Segundo uma pesquisa divulgada recentemente, 62,6% das pessoas sentem alto nível de ansiedade. Isso se reflete num estado de inquietude e angústia que rouba a tranquilidade e paz de espírito. A ansiedade drena a energia das pessoas, que deixam de ser pacíficas e não vivem o momento presente, estando mais focadas no futuro, do qual não possuem nenhum controle.

É muito desafiador lutar contra esse sentimento de estresse, pressa e insegurança, já que vivemos numa sociedade onde a afobação e a urgência imperam.
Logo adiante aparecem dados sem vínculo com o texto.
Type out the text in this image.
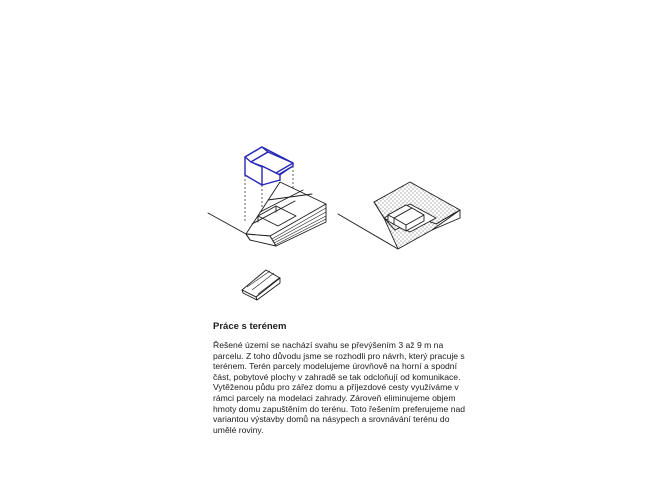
Práce s terénem

Řešené území se nachází svahu se převýšením 3 až 9 m na parcelu. Z toho důvodu jsme se rozhodli pro návrh, který pracuje s terénem. Terén parcely modelujeme úrovňově na horní a spodní část, pobytové plochy v zahradě se tak odcloňují od komunikace. Vytěženou půdu pro zářez domu a příjezdové cesty využíváme v rámci parcely na modelaci zahrady. Zároveň eliminujeme objem hmoty domu zapuštěním do terénu. Toto řešením preferujeme nad variantou výstavby domů na násypech a srovnávání terénu do umělé roviny.
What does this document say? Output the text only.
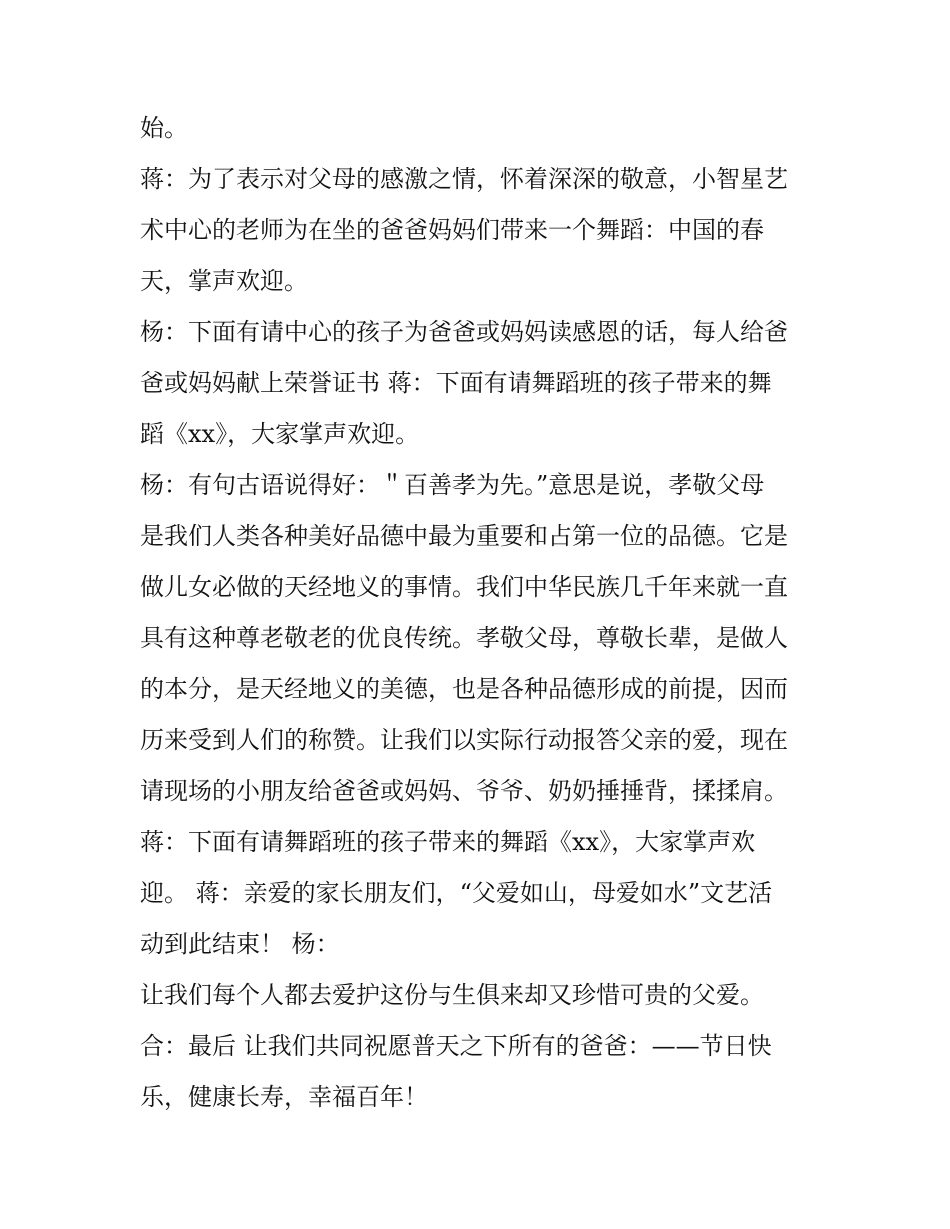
始。
蒋：为了表示对父母的感激之情，怀着深深的敬意，小智星艺
术中心的老师为在坐的爸爸妈妈们带来一个舞蹈：中国的春
天，掌声欢迎。
杨：下面有请中心的孩子为爸爸或妈妈读感恩的话，每人给爸
爸或妈妈献上荣誉证书 蒋：下面有请舞蹈班的孩子带来的舞
蹈《xx》，大家掌声欢迎。
杨：有句古语说得好：＂百善孝为先。”意思是说，孝敬父母
是我们人类各种美好品德中最为重要和占第一位的品德。它是
做儿女必做的天经地义的事情。我们中华民族几千年来就一直
具有这种尊老敬老的优良传统。孝敬父母，尊敬长辈，是做人
的本分，是天经地义的美德，也是各种品德形成的前提，因而
历来受到人们的称赞。让我们以实际行动报答父亲的爱，现在
请现场的小朋友给爸爸或妈妈、爷爷、奶奶捶捶背，揉揉肩。
蒋：下面有请舞蹈班的孩子带来的舞蹈《xx》，大家掌声欢
迎。 蒋：亲爱的家长朋友们，“父爱如山，母爱如水”文艺活
动到此结束！ 杨：
让我们每个人都去爱护这份与生俱来却又珍惜可贵的父爱。
合：最后 让我们共同祝愿普天之下所有的爸爸：——节日快
乐，健康长寿，幸福百年！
Mas, ainda que passemos por momentos de ansiedade e ausência de paz, não precisamos ser dominados por isso.  Ter uma atitude e um olhar pacifico para a vida é um exercício, que deve ser buscado no dia a dia e é fundamental para combater o comportamento ansioso e adquirir uma perspectiva mais otimista e tranquila diante da vida!
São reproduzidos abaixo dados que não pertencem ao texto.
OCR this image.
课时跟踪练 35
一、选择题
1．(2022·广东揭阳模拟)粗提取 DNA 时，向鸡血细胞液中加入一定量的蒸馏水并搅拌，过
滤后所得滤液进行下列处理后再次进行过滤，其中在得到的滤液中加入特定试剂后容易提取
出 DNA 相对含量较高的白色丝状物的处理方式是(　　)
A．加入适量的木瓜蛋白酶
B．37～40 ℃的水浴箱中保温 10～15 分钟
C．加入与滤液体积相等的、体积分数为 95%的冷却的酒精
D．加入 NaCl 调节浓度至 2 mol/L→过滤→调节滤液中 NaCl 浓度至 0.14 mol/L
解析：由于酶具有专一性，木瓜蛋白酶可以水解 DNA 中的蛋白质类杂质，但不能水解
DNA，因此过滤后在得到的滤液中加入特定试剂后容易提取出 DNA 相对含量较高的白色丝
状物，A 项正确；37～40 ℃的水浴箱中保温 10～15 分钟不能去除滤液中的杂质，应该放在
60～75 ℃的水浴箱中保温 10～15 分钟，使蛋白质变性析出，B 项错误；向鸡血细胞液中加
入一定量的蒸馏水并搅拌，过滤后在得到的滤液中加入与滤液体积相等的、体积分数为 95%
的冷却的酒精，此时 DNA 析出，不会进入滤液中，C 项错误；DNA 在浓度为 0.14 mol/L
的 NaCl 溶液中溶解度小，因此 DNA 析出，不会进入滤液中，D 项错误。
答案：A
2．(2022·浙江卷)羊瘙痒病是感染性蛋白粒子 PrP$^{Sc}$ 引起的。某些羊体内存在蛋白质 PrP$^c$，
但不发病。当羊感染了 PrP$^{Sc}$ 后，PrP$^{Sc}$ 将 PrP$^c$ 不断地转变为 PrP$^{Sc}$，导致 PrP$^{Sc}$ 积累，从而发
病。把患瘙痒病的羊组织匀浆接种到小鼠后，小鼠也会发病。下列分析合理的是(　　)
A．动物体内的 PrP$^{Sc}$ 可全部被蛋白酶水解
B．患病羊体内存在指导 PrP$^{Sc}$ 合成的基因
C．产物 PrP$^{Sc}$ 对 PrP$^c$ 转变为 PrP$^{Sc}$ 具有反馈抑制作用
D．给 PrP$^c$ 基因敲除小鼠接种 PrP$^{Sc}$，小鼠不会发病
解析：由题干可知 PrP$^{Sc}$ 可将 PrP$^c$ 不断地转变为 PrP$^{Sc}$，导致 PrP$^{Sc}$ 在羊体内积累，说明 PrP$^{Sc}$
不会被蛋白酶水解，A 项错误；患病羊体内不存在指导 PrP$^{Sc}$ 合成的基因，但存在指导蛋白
Saindo da Zona de Conforto

Já nascemos com características e personalidade próprias, mas temos a capacidade de nos desenvolver e adquirir inteligência emocional, nos aperfeiçoando em características e competências importantes para o relacionamento social e até mesmo para a nossa saúde mental. Quando saímos da zona de conforto, onde a ausência de paz, a aceleração e agitação parecem uma constante, e nos posicionamos com o desejo de encontrar a paz e ser um pacificador, alcançamos um estilo de vida muito mais saudável.
Mas, para mudarmos precisamos vencer a Síndrome de Gabriela: “Eu nasci assim, eu cresci assim, eu sou mesmo assim, vou ser sempre assim”.  Esse trecho da música escrita por Dorival Caymmi e cantado por Gal Costa, foi um grande sucesso na TV, com a novela Gabriela, que é adaptação da obra de Jorge Amado. O enredo mostra uma mulher que não conseguia se adaptar aos costumes da época e se recusou a moldar seu jeito espontâneo e um pouco rude para se enquadrar na cidade em que vivia.
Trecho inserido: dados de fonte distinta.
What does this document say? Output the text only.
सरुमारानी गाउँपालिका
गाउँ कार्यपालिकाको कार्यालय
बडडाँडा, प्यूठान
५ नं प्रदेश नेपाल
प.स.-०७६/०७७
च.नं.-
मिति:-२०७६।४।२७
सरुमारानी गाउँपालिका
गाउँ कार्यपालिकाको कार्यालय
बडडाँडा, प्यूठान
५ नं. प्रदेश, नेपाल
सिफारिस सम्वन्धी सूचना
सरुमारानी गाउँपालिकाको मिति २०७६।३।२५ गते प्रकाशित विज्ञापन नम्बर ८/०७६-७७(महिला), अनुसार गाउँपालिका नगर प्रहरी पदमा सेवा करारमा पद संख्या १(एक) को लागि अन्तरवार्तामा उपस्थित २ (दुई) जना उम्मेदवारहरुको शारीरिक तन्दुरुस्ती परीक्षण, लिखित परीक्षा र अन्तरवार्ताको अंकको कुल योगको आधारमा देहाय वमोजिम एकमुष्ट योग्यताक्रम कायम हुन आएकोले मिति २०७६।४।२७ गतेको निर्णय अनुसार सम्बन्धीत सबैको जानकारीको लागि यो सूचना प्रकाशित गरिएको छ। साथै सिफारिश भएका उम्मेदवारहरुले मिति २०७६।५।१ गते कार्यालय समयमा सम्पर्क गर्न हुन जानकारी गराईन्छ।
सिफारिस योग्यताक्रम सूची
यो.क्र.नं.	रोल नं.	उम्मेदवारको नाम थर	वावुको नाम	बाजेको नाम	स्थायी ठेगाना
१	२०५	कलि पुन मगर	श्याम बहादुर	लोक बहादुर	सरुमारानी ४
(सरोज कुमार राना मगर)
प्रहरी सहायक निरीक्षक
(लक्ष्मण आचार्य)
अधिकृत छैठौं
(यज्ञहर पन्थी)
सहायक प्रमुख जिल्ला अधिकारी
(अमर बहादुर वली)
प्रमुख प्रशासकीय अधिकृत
Não é porque nascemos de uma maneira, que não podemos mudar. Para evoluirmos como pessoas, não podemos agir com comportamento obstinado, sem se abrir para uma transformação, pois isso dificulta a adaptação a situações divergentes.  Quem não aceita mudança de padrões e comportamentos, acaba ficando na zona de conforto, perdendo diversas oportunidades e desgastando relacionamentos. Portanto, se não estamos encontrando a paz e é ela que queremos, então devemos exercitar a pacificação em nossas atitudes, não se conformando com o estresse, a inquietude, a pressa, a raiva, o ressentimento, a ira, a grosseria e a insegurança!

O que é ser pacifico?   

Independente do barulho que esteja à nossa volta, podemos sim encontrar o silêncio do lugar da pacificação interna, que nos leve a pensar antes de agir e assim transmitir paz para todos que estão em volta.  Pessoas assim apreciam a harmonia e escolhem edificar relacionamentos tranquilos com os outros ao seu redor, são generosas, cooperativas, calmas e ainda tem a capacidade de se adaptar a qualquer situação. Elas seguem em seu próprio ritmo e mesmo em meio a problemas, agem com serenidade e controle próprio. Normalmente, possuem facilidade em entender os sentimentos dos outros e são consideradas boas ouvintes. Na constante busca pela paz e entendimento, o pacifista não gosta de entrar em disputa e prefere não discutir, buscando sempre a conversa e o acordo.

Ao lermos a Bíblia, em Gálatas 5 veremos que somos chamados a liberdade e se quisermos podemos sim colher do “fruto do Espírito, que é: amor, gozo, paz, longanimidade, benignidade, bondade, fé, mansidão, temperança” (vs.22). E, todas essas qualidades descritas no texto, só são possíveis de serem vividas se exercermos a pacificação. Pois a paz fortalece os relacionamentos de amor, traz alegria, nos faz sermos afetuosos, generosos, bons, mansos, moderados e ainda nos leva a creditar no futuro. Em João 16:33, Jesus nos alerta que a vida nem sempre será fácil, mas se crermos em Deus, venceremos: “Tenho-vos dito isto, para que em mim tenhais paz; no mundo tereis aflições, mas tende bom ânimo, eu venci o mundo”.